Despite a plot with oodles of dramatic and satiric potential, Together is a movie that just can’t get its act, um, together. The characters are all two-dimensional, to the point of caricature, with cruel social workers under the direction of the evil Ms Burns (Cathy Tyson), and a little light relief in the form of disturbingly gleeful home-help Nicky (Emma Richardson). But what is this? A comedic satire? A biting commentary on lack of respect for the aged? A mawkishly sentimental romantic tragedy? A true story? Heck at one point it turns into a courtroom drama, with every cliché thrown in, save the requisite drama.

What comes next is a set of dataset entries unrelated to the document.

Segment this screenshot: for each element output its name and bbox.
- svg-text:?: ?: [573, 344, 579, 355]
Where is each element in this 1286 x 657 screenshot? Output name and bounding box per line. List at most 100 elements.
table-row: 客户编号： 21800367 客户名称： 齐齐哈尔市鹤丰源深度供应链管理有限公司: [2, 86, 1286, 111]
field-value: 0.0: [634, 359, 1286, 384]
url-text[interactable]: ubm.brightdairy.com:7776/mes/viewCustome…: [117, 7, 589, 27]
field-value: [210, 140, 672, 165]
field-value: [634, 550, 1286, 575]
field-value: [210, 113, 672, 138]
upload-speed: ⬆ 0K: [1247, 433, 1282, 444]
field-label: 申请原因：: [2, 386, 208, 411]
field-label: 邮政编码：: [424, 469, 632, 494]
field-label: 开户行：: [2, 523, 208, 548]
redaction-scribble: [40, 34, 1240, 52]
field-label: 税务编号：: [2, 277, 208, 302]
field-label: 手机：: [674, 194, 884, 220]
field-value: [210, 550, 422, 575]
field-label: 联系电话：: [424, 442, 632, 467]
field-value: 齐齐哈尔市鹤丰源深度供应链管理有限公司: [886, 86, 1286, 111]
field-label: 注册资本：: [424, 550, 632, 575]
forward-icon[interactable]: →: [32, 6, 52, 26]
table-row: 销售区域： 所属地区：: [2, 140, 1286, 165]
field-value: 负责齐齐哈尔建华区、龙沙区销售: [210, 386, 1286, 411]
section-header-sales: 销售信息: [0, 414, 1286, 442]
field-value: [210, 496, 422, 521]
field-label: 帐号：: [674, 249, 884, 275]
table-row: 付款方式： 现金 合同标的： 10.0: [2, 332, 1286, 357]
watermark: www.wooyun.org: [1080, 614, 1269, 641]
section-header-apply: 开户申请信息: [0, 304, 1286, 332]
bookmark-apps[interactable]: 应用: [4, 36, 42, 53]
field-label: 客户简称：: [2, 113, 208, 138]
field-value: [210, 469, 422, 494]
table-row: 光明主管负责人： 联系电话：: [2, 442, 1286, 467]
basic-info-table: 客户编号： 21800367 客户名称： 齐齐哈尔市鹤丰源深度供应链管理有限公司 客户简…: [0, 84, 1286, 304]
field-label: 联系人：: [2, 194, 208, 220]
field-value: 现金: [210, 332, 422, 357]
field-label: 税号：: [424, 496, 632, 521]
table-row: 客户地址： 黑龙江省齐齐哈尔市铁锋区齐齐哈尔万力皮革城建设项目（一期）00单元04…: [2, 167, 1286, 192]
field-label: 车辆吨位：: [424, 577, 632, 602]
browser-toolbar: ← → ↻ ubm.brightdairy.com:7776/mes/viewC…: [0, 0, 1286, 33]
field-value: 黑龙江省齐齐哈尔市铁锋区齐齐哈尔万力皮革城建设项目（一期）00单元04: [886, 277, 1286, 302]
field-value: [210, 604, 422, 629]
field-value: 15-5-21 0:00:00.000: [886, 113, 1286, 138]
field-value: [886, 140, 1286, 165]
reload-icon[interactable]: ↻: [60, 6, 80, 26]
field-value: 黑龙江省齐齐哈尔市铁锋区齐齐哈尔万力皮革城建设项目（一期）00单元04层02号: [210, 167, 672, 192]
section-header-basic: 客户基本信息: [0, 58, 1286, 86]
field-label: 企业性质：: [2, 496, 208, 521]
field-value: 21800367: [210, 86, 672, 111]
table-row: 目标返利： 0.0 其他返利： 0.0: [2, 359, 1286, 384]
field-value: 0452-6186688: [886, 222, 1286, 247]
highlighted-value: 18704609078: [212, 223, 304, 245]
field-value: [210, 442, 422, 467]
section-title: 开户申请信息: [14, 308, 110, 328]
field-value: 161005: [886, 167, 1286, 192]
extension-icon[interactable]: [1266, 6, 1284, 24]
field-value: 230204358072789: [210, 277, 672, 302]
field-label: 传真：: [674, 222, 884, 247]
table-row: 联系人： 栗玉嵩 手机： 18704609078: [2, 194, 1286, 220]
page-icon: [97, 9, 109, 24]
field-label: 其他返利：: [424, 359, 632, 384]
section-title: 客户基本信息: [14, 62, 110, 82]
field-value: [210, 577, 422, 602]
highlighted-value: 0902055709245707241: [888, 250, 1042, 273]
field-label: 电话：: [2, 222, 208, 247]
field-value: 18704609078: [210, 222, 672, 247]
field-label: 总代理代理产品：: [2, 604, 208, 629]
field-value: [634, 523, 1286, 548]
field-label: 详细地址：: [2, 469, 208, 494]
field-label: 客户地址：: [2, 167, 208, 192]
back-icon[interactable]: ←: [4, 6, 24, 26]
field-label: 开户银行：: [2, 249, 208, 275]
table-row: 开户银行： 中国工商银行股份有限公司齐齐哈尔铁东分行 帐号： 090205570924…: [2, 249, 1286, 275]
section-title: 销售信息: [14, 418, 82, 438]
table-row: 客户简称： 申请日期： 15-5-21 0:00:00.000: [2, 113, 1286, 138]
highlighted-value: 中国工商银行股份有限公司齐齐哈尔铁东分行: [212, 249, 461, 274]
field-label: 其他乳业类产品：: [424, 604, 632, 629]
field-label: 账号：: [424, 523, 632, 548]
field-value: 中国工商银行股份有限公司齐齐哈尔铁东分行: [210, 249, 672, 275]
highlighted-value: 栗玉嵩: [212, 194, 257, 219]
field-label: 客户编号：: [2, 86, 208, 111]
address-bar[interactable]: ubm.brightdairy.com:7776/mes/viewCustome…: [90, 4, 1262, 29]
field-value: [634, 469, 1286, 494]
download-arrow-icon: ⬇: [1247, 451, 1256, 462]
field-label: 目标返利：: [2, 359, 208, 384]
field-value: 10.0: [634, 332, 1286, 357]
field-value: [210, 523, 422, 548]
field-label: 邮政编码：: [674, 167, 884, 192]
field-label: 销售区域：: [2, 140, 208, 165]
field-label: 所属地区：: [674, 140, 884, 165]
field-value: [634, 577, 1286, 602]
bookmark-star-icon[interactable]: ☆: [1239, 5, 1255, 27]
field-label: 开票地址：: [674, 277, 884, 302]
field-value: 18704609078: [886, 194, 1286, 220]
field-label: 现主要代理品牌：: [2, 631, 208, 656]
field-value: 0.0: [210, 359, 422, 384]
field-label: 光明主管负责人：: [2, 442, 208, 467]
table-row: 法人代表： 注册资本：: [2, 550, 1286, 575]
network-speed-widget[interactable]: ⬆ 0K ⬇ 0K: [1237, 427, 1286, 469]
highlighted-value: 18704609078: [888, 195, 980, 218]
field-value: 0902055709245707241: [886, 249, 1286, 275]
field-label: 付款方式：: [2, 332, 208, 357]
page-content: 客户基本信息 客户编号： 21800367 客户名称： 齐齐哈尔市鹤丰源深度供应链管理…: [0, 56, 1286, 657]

The message seems to be that people, especially the old, are reduced to mere statistics by a bureaucratic, dehumanizing health and social welfare system ripped straight from the pages of George Orwell’s 1984. Great message, shame about the messenger, because this is shot, directed, edited, scored and written in the flat, dull style of an infomercial. Poorly paced, plotted and produced, dire dialogue, overly-long scenes, disjointed performances and an unnecessary “twist” in the tale so terrible it’s in danger of causing unintended guffaws.

Clearly aimed at an older audience, but lacking respect for their cinematic sensibilities, a potentially powerful story and skilled cast are squandered in a disappointing, uninspired and unengaging eighty-plus-minutes that felt less like entertainment, and more like excruciating mental torture.